A Country House for Dr. Edith Farnsworth

Designed and built from 1946 to 1951, the Farnsworth House is considered to be the apogee of the architect Mies van der Rohe's American career. But credit lies not only with the architect. Seldom mentioned except in relation to Mies, Dr. Farnsworth was far more than just a client: Educator, translator and nephrologist, Dr. Farnsworth was in many ways every bit Mies's equal. She believed in bringing together those on the cutting edge of the sciences with those on the forefront of the arts for a collaboration that would improve each others work. Dr. Farnsworth is the kind of client that makeARCHITECTURE dreams about – she was intelligent, cultivated and open minded – and this is something lost in all of the mythology surrounding the house.

Mies, while an incredible architect, had little respect for women professionally or otherwise. (Lily Reich was one of the few women with which he a productive, mutually beneficial professional relationship. See Franz Schulze's biography of Mies for more information.) Partly due to this, their relationship ended badly. She cut off funding of the house at $75K. The custom furniture was never designed save for a wardrobe. (And the wardrobe was designed only after the client questioned the architect's "hang your clothes on the back of the bathroom door" view of domesticity.) In its place are older designs for less pastoral sites. She sued him. He counter sued. The architect came to finish work on the house only when the client was not present.
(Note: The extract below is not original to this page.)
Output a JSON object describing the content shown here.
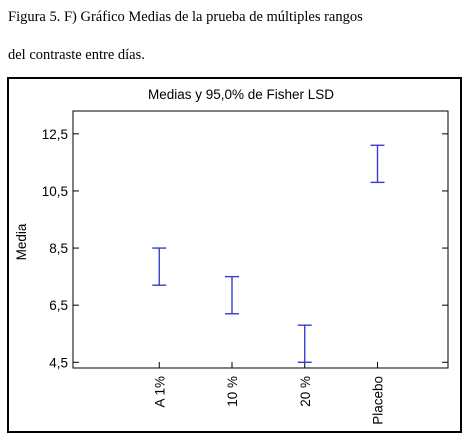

The client lost the court case and was bitter. She moved into the house and decorated in her own inimitable style. She later wrote in her memoirs (available at the Newberry Library in Chicago) that Mies was a "medieval peasant" – he was intellectually an inflexible, closeminded "hedgehog" (in Isaiah Berlin's terminology) and personally a cruel, remote person. She wrote that he only began to unwind after imbibing several martinis and then would speak of his parents, the girls from a school near the office in Berlin where he worked for Behrens and his dealings as head of the Bauhaus with the Nazis. There's a tantalizing passage in her memoirs that begins to speak of Mies's meeting with Goebbels, the Nazi minister of culture. It is a version of the story that was related in the wee hours of the morning after several martinis and Cuban cigars. But the pages were torn out of the handwritten manuscript and we are left wondering if he told her more than he cared to admit publicly about what happened.

But the greatest legacy is not the anecdotes about Mies or even the house itself, but the attitude of Edith Farnsworth – we can come together as intelligent, cultivated individuals, collaborate and push things forward – and Mies's quest for excellence. That's exciting and the pursuit of these ideals is what keeps makeARCHITECTURE going.